I’m migrating a column to a different JSON structure and am struggling on doing that.
The initial value that is already in the database looks as following:
| MyColumn |
|---|
| {"Klaus":["ABC","DEF","GHI"],"Herbert":["ACC","DLK","HOP"]} |
The migration aims to get rid of the nesting and instead of the keyword a prefix for the values should be used. The desired output therefore looks like the following:
| MyColumn |
|---|
| ["01ABC","01DEF","01GHI","02ACC","02DLK","02HOP"] |
My attempt would be to first split up the information based on the keyword and put that into separate columns (the amount of keywords and keywords themselve are fixed):
ALTER TABLE databasetable ADD TemporaryColumnKlaus nvarchar(max)
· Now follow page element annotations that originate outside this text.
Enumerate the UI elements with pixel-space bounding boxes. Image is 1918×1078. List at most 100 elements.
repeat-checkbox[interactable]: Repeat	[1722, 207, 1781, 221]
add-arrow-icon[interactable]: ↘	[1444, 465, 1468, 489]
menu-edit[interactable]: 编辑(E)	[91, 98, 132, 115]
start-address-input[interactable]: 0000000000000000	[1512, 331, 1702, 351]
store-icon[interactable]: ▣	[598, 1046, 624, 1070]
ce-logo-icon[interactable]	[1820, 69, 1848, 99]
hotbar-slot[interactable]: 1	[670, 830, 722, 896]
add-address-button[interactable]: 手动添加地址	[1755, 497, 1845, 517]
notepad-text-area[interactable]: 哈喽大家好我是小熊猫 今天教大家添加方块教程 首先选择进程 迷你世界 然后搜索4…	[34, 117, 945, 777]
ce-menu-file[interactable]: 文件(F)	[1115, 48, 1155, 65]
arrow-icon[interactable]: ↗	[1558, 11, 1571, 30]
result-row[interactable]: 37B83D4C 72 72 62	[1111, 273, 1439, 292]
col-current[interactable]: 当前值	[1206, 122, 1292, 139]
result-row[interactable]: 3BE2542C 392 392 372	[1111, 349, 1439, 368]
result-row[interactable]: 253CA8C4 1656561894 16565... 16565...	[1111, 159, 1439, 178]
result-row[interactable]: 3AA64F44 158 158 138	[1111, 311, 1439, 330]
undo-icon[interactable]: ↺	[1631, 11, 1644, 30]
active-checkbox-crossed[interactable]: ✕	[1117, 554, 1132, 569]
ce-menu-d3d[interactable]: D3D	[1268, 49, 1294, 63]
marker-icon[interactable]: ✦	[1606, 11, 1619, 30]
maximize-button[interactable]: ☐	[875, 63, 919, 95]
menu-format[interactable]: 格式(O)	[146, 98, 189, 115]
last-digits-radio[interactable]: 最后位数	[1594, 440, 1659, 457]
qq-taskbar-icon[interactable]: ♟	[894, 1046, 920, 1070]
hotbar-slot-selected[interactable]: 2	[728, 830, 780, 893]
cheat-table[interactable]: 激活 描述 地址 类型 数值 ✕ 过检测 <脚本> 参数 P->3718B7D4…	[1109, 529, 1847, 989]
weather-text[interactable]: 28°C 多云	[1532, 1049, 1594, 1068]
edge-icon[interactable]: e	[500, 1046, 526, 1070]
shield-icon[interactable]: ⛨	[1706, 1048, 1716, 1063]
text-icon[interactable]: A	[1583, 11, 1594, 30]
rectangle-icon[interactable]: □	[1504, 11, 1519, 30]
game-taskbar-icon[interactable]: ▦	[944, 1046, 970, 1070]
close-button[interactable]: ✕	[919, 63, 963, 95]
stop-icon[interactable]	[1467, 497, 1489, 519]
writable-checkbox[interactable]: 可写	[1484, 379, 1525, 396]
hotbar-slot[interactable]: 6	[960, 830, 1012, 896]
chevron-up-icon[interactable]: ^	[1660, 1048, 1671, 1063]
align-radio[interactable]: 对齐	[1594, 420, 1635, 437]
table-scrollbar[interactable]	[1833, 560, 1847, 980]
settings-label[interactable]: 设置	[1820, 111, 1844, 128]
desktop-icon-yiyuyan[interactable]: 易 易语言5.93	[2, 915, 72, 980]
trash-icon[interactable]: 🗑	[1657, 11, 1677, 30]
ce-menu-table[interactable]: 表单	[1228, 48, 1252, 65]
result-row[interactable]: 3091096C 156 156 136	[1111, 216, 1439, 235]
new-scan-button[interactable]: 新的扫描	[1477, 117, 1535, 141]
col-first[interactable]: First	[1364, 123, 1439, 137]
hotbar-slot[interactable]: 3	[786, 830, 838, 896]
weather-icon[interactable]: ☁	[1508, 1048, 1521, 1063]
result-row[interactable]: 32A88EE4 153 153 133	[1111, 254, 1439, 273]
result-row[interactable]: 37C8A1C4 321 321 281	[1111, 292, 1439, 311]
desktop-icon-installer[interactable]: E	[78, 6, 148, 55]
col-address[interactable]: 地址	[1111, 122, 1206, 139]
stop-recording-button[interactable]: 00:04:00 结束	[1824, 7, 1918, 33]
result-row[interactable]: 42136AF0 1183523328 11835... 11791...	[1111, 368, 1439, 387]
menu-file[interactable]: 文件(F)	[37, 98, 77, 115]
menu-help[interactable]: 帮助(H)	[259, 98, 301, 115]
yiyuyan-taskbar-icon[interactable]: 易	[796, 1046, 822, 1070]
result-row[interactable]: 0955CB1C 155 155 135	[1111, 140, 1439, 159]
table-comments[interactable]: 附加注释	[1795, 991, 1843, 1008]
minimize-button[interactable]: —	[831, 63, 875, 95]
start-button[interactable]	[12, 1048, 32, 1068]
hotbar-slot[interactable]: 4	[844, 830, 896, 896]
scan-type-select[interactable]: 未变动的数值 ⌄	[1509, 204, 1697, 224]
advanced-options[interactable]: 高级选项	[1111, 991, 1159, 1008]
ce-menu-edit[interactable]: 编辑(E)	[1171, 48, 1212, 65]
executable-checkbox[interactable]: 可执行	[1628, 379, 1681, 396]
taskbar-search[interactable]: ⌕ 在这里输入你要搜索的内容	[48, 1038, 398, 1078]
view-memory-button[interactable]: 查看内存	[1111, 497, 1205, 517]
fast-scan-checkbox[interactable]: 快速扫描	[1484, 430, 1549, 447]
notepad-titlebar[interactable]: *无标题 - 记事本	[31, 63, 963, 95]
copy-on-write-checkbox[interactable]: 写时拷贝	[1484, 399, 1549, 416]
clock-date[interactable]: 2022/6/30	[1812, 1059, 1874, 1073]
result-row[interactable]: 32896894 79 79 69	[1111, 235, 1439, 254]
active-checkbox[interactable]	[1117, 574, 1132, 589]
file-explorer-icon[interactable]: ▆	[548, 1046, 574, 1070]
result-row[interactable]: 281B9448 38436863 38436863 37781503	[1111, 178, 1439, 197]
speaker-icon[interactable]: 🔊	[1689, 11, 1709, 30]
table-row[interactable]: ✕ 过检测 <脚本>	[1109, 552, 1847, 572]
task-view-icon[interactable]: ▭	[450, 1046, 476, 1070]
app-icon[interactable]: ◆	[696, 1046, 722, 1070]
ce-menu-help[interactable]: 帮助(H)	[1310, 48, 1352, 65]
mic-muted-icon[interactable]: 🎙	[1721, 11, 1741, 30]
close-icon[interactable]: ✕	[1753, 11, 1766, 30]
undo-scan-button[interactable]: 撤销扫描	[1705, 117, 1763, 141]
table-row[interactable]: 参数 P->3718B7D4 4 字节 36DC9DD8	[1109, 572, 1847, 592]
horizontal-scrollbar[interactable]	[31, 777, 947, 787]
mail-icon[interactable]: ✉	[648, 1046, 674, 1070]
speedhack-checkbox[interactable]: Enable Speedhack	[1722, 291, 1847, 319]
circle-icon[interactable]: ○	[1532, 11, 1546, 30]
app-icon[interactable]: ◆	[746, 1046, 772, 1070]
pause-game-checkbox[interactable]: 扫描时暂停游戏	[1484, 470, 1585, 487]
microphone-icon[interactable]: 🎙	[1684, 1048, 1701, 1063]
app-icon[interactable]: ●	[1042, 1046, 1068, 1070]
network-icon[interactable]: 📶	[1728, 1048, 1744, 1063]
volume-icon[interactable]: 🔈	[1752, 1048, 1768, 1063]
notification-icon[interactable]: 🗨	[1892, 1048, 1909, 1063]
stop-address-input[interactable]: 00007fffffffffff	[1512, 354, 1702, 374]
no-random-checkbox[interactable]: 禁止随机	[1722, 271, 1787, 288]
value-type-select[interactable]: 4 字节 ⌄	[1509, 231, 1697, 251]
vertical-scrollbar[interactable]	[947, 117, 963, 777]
ALTER TABLE databasetable ADD TemporaryColumnHerbert nvarchar(max)
UPDATE databasetable
SET TemporaryColumnKlaus = JSON_QUERY(MyColumn, '$.Klaus')
WHERE MyColumn IS NOT NULL AND MyColumn != '{}'
UPDATE databasetable
SET TemporaryColumnHerbert = JSON_QUERY(MyColumn, '$.Herbert')
WHERE MyColumn IS NOT NULL AND MyColumn != '{}'
Now I’m unsure how I can access each property in the JSON structure and concatenate the value "01" or "02" to each property.
How can that be done easily? I tried using JSON_MODIFY but have no clue how to iterate over each property.
>Solution :
Here’s a little quick n dirty solution:
SELECT '[' + string_agg(quotename(ISNULL(prefixes.p, '??') + y.value, '"'), ',') within GROUP(ORDER BY sort, cast(y.[key] AS int)) + ']'
FROM (
SELECT *
, row_number() OVER(ORDER BY @@spid) AS sort
FROM openjson('{"Klaus":["ABC","DEF","GHI"],"Herbert":["ACC","DLK","HOP"]}') x
) x
CROSS apply openjson(x.value) y
LEFT JOIN (
VALUES ('Klaus', '01')
, ('Herbert', '02')
-- Add more
) prefixes (k, p)
ON prefixes.k = x.[key]
- OPENJSON on a json will generate a key:value row set which we can use to JOIN on the prefix-table to get the prefixes.
- The second OPENJSON on the array will split the elements, which we then reassemble using STRING_AGG into an array.
- I assume all elements are strings, if not, there needs to be some more work done.